The current model of family-provided care will not withstand the increased needs that come with population aging.  On average, 43% of older Asians with a functional limitation experience care gaps. Women and the poor are disproportionately affected by care gaps. As family sizes shrink, and an increasing number of older people live alone, the current model of family care alone is unlikely to meet the increasing care demands. More importantly, it risks furthering existing inequalities that older women and older poor face in accessing care, jeopardizing their wellbeing.

Ensuring that Asian economies are prepared to face the increased care demands from demographic change requires designing comprehensive long-term care strategies, which address urgent matters and longer-term challenges.  Economies should be designing integrated care systems that tap into families, markets, and governments to provide seamless long-term care. It is essential that the region prepares for a market-driven care economy while upholding the value of family care.

Supporting informal family caregivers is essential to ensure continued care. Many economies in the region have implemented low-cost community-driven interventions that provide information, counseling, and training to community caregivers. Such support should be extended to family caregivers, including older caregivers who are often excluded from these programs. Further, governments should provide respite care, which has proven very effective at alleviating the burden on family caregivers and improving the quality of their care.
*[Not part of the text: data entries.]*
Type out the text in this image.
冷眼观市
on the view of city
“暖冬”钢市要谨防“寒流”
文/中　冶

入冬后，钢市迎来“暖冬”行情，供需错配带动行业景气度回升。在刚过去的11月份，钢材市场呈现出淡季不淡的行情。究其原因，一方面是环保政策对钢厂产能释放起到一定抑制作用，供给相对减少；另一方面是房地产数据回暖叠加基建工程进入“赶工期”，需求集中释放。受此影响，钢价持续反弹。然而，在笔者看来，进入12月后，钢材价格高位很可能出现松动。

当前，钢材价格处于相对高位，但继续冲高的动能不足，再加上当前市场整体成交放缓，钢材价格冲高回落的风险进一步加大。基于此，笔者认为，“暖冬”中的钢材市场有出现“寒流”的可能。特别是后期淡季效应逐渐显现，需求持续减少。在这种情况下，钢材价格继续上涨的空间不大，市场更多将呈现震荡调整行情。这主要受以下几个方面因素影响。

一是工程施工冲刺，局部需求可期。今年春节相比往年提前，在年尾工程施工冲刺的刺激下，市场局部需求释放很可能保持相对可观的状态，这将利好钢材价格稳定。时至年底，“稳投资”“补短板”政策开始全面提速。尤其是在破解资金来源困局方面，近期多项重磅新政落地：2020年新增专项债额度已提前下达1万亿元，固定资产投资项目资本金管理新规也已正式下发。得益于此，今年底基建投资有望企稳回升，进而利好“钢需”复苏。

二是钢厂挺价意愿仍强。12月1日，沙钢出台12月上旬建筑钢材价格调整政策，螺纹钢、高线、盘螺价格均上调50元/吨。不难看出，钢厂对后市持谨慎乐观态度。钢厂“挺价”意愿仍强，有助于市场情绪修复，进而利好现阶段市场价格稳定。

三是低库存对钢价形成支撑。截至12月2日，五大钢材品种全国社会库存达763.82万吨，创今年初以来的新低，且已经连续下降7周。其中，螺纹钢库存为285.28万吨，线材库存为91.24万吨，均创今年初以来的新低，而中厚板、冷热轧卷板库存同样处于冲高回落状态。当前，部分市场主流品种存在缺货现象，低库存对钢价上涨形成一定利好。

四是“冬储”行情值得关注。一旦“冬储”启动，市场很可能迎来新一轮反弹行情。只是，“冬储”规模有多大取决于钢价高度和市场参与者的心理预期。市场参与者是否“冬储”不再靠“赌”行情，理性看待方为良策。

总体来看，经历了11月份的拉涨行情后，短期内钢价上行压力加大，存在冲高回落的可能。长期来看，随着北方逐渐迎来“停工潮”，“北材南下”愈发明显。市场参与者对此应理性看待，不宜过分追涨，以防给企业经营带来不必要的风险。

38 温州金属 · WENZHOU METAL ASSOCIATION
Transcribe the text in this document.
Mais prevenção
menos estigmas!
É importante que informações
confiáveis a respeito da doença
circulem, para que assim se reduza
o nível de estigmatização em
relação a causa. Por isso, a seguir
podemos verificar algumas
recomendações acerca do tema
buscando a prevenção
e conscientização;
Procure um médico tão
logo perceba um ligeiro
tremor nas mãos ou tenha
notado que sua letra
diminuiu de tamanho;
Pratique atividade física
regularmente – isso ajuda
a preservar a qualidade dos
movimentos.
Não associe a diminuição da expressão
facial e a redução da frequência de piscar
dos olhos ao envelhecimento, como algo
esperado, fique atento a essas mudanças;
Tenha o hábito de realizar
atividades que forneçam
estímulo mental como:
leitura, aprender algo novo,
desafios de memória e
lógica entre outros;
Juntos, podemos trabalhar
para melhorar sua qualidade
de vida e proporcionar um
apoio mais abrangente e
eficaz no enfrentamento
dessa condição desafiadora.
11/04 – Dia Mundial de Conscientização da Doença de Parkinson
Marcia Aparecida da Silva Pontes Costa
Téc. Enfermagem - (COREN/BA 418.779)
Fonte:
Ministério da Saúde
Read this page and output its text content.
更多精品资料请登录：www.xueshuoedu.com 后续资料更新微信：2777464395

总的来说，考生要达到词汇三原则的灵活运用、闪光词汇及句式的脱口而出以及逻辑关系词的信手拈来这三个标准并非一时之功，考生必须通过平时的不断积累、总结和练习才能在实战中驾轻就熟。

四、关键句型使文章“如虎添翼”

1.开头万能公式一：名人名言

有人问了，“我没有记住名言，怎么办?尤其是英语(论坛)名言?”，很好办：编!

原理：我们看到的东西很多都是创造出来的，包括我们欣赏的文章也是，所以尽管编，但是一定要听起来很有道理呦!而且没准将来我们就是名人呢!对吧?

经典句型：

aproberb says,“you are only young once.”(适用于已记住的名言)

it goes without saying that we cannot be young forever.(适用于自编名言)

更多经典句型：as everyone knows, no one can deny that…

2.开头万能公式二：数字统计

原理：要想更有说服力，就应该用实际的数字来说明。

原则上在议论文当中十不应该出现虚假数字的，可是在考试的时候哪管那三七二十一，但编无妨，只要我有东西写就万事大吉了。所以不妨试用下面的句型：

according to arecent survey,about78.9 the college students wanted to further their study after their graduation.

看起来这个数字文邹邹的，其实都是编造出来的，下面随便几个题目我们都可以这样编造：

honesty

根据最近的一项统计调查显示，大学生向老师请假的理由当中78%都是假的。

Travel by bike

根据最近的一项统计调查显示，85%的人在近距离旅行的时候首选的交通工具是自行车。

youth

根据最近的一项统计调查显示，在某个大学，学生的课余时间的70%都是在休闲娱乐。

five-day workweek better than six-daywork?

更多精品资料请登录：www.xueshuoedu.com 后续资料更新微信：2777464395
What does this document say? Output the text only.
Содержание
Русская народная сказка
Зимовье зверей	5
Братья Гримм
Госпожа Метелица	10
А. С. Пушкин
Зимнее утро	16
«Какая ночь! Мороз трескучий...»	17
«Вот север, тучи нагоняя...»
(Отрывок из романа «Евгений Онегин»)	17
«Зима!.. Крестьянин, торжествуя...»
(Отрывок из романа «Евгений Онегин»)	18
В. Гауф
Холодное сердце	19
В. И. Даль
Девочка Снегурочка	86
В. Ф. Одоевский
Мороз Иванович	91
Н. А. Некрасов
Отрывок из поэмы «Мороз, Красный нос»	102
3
 Long-term-care systems should strongly encourage aging in place. Economies in the region need to consider how to make fiscal space for finance formal long-term care systems. Economies also need to increase the supply of formal caregivers, by formalizing informal caregivers and engaging youth and volunteers. Also critical is to integrate regional labor markets, thereby facilitating the migration of caregivers across borders. Regional coordination will be essential to optimize human resource allocation, uphold workers' rights, and prevent brain drain that can deplete the origin country's health system.

This blog is based on research undertaken for the Asian Development Policy Report 2024: Aging Well in Asia, which was released at ADB’s 57th Annual Meeting in Tbilisi, Georgia.